The Arcadia Invitational boys’ 3200 race, always a hotly-anticipated event at the annual California track and field showcase, looks to have another stellar field assembled this year. With defending champion and recent 8:49.58 Nike Indoor National 2 Mile champ Luke Puskedra in the field, along with World Cross Country 25th-placer and 8:53 3200 talent German Fernandez and a host of 9-flat potentials, it’s understandable if the pre-race buzz centers on a clash of US high school titans. To focus on the American talent exclusively, however, ignores the substantial gifts of a certain harrier from the Southern Hemisphere who figures to be a bigger factor than many might suspect.

For an island nation the size of Colorado, with geography that is half farmland and a quarter forest, New Zealand has produced more than its share of distance greats. From Olympians Peter Snell and John Walker to more recent stars like Adrian Blincoe, Nick Willis and Kim Smith, the Kiwi country 4500 miles south of Hawaii has had no shortage of top-shelf running talent. Underrated Arcadia entry Dominic Channon may just be the latest. Channon, journeying to Arcadia all the way from Nelson College in New Zealand, has emerged in the last few months as a distance threat every bit as dangerous as Puskedra or Fernandez. At the December New Zealand School Championships, Channon was a silver medalist to teammate Dallas Bowden in the 1500, then won the 3000 handily in a very good 8:34.53. That mark was only a hint of what was to come. Two months later, at the Capital Classic meeting in early February, Channon ripped 12 seconds from his PR and dropped an 8:09.61 for 3k that set the New Zealand under-18 national record, bettering the existing under-19 record in the process and qualifying him for the World Junior Championships to be held in Bydgoszcz, Poland next July. For perspective, only eight American high schoolers have ever run faster for 3000 meters, a list which includes 3200 and two mile en route times, and is led by Galen Rupp’s 8:03.67 USR from 2004.

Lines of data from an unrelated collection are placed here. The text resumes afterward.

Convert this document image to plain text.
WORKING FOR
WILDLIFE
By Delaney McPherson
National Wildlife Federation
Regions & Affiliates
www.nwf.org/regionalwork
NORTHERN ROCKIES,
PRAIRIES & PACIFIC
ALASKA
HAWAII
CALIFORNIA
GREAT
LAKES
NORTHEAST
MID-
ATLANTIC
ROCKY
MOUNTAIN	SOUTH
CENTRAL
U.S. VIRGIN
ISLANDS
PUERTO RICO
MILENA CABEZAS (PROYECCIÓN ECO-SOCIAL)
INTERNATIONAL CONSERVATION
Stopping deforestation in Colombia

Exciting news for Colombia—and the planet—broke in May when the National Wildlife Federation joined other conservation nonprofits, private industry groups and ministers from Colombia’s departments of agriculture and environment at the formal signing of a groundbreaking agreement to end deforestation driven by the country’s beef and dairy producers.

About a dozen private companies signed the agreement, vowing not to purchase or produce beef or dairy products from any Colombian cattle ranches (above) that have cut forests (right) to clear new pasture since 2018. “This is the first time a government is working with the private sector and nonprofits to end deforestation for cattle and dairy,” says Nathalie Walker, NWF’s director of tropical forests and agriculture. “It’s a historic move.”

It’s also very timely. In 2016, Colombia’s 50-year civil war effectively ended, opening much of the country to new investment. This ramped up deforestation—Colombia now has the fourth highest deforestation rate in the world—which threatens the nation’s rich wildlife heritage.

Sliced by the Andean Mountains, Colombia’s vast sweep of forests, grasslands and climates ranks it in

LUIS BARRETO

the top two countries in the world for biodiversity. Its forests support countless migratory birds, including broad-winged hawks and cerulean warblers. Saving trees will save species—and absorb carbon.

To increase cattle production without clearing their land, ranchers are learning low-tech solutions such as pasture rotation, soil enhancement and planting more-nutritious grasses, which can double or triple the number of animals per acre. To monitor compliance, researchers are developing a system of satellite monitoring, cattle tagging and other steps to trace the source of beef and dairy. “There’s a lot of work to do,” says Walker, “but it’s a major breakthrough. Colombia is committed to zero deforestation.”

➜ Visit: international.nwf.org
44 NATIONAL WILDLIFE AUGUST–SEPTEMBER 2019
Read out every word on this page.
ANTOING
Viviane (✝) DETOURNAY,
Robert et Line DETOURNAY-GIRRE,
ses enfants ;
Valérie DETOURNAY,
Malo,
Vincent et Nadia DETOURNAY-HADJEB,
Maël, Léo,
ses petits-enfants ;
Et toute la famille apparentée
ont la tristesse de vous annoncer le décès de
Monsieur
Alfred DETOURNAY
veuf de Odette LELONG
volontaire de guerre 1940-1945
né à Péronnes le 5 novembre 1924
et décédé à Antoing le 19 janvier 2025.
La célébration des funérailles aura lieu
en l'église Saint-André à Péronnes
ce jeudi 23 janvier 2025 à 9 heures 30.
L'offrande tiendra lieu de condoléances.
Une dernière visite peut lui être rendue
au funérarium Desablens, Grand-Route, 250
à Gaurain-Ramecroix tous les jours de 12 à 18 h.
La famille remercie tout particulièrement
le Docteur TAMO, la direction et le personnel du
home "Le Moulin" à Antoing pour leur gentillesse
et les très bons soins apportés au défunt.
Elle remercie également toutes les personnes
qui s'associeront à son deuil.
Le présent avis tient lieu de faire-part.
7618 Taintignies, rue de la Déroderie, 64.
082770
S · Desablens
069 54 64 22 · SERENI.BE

Not resting on his laurels after that terrific 3k performance, Channon journeyed to the IAAF World Cross Championships in Edinburgh, Scotland at the end of March where he faced a daunting international field, including Arcadia challenger German Fernandez over the 8k distance. Fernandez got the better of Channon there, with his 25:14 25th place showing fifteen places and 27-seconds up on Channon’s 24:42 40th. When they meet on Saturday in California, both will have to rally their mud-wearied legs against a better-rested Puskedra, who hasn’t had a high-level competition since NIN. Fernandez, of course, has faced the lanky Utah senior before, but so has Channon. He was an under-the-radar third to Puskedra’s first at last year’s Arcadia meet.

As meet director Rich Gonzalez tells it, Channon was almost an afterthought in that 2007 two mile field, as Gonzalez was pursuing Channon’s more well-known training mate, Dallas Bowden. Bowden had made waves the previous winter by running a 3:46.98 1500 as a precocious 16 year-old, and Gonzalez contacted his coach to attempt to persuade him to bring the young miler to Arcadia. The New Zealanders eventually agreed to come, but when Bowden’s plans fell through, Channon and another teammate still made the trip. Channon made the most of that maiden voyage with a late-race charge that brought him to the line in 9:01.42, barely edged by Trabuco Hills CA senior JT Sullivan (9:01.32). That makes Channon the #2 returner to Arcadia, a distinction that’s hardly necessary to establish his cred in the 2008 field, not after the 8:09 3k he turned in February.

Certainly a good measure of the attention will be on Luke Puskedra and German Fernandez when the Arcadia boys’ 3200 field toes the line, and justifiably so. But know this: in a Kiwi distance running lineage that stretches from Peter Snell to Kim Smith, Dominic Channon is still carving out his place, but he’s now on the radar, and coming back to California, and he could turn out to be one of the best yet.